Changing my mind about Hemingway
I never liked him. I thought his writing was masculine, arrogant and boring. I only liked his lifestyle and the places he hung out.
I owe my change of heart to a trip to northern Michigan, where bookstores displayed his works proudly. I got caught up in the charm and beauty of Petoskey and its independent bookstores. And I caved. I bought The Nick Adam Stories, which largely take place within the upper part of the Mitt. And I swore I wouldn’t just stick the book on my shelf. It took me a couple weeks to find the energy… and then… wow. Much to my surprise, I really liked theĀ series of short stories and partial essays, strung together chronologically to loosely tell the (at least partially factual) story of Ernest Hemingway, through his Nick Adams.

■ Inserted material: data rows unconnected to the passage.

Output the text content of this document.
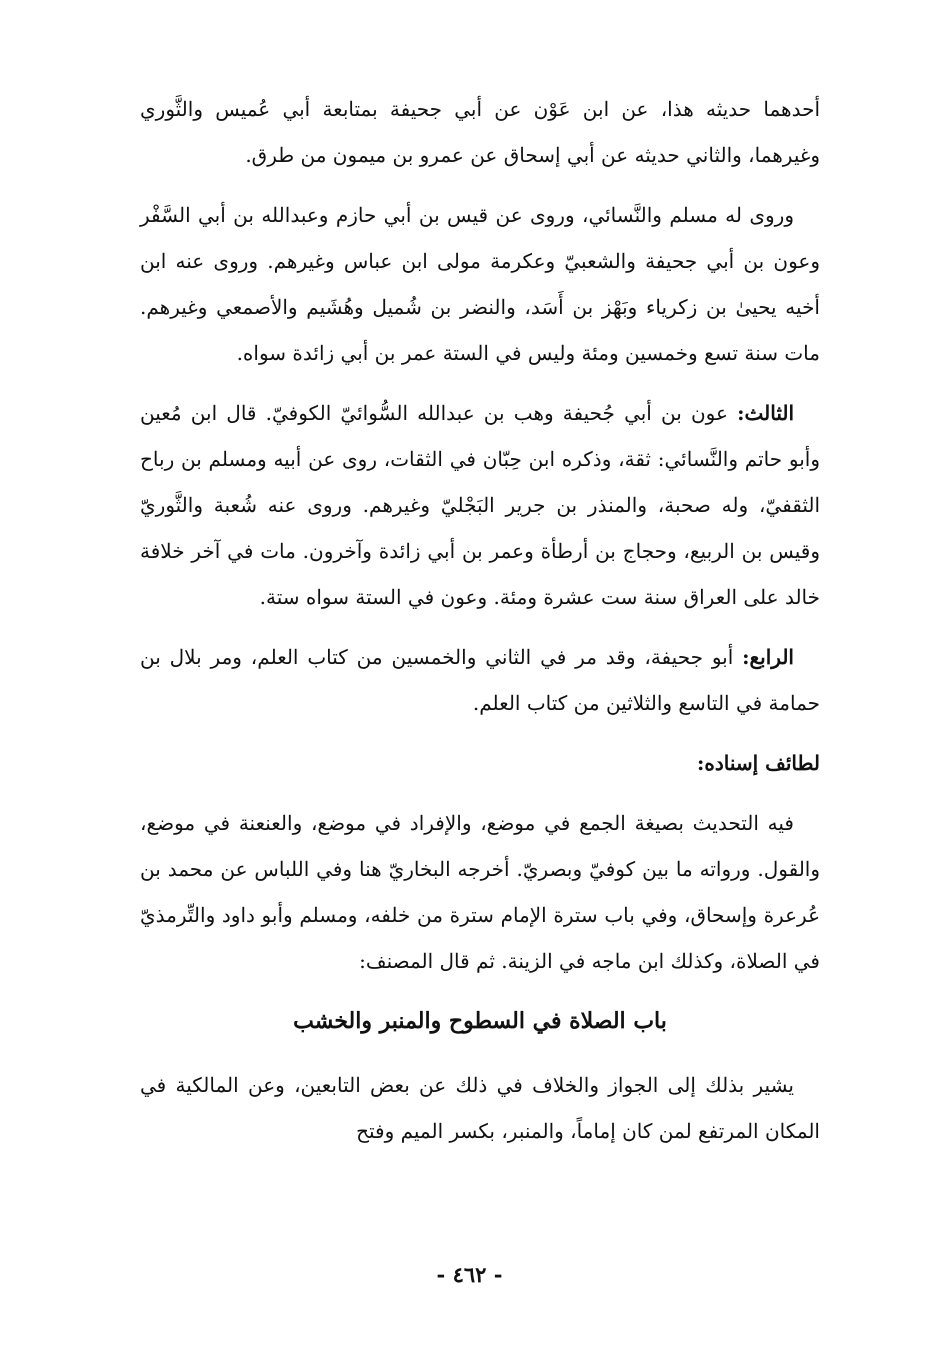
أحدهما حديثه هذا، عن ابن عَوْن عن أبي جحيفة بمتابعة أبي عُميس والثَّوري وغيرهما، والثاني حديثه عن أبي إسحاق عن عمرو بن ميمون من طرق.

وروى له مسلم والنَّسائي، وروى عن قيس بن أبي حازم وعبدالله بن أبي السَّفْر وعون بن أبي جحيفة والشعبيّ وعكرمة مولى ابن عباس وغيرهم. وروى عنه ابن أخيه يحيىٰ بن زكرياء وبَهْز بن أَسَد، والنضر بن شُميل وهُشَيم والأصمعي وغيرهم. مات سنة تسع وخمسين ومئة وليس في الستة عمر بن أبي زائدة سواه.

الثالث: عون بن أبي جُحيفة وهب بن عبدالله السُّوائيّ الكوفيّ. قال ابن مُعين وأبو حاتم والنَّسائي: ثقة، وذكره ابن حِبّان في الثقات، روى عن أبيه ومسلم بن رباح الثقفيّ، وله صحبة، والمنذر بن جرير البَجْليّ وغيرهم. وروى عنه شُعبة والثَّوريّ وقيس بن الربيع، وحجاج بن أرطأة وعمر بن أبي زائدة وآخرون. مات في آخر خلافة خالد على العراق سنة ست عشرة ومئة. وعون في الستة سواه ستة.

الرابع: أبو جحيفة، وقد مر في الثاني والخمسين من كتاب العلم، ومر بلال بن حمامة في التاسع والثلاثين من كتاب العلم.

لطائف إسناده:

فيه التحديث بصيغة الجمع في موضع، والإفراد في موضع، والعنعنة في موضع، والقول. ورواته ما بين كوفيّ وبصريّ. أخرجه البخاريّ هنا وفي اللباس عن محمد بن عُرعرة وإسحاق، وفي باب سترة الإمام سترة من خلفه، ومسلم وأبو داود والتِّرمذيّ في الصلاة، وكذلك ابن ماجه في الزينة. ثم قال المصنف:

باب الصلاة في السطوح والمنبر والخشب

يشير بذلك إلى الجواز والخلاف في ذلك عن بعض التابعين، وعن المالكية في المكان المرتفع لمن كان إماماً، والمنبر، بكسر الميم وفتح

- ٤٦٢ -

His On Writing essay is included in the collection. I’ve read it before without really appreciating. This time, I did. This time, I felt it. Thank God we do in fact grow and change.
Hemingway talks of “tricks” writers use to engage the reader. He’s not a fan of those. I saw that clearly today. His writing is stripped of all pretense, all subjectivity, most description, and all “tricks.” It contains only what’s essential to the telling of the action. It doesn’t try to manipulate. You learn about characters by what they do and say, how others respond to them. He lets the readers choose how they will respond. They can judge; he does not. He favors fiction over fact, believing facts can be too limiting. That’s what I felt and understood this time around anyway.
And this time, I might know what he meant by “holding something in his head.” For me, it’s when you feel an urgent physical need to write something, very specific, and at this precises moment. Or it’s gone. Nothing else matters. If you delay, it’s as though something dies. A bunny, in his case.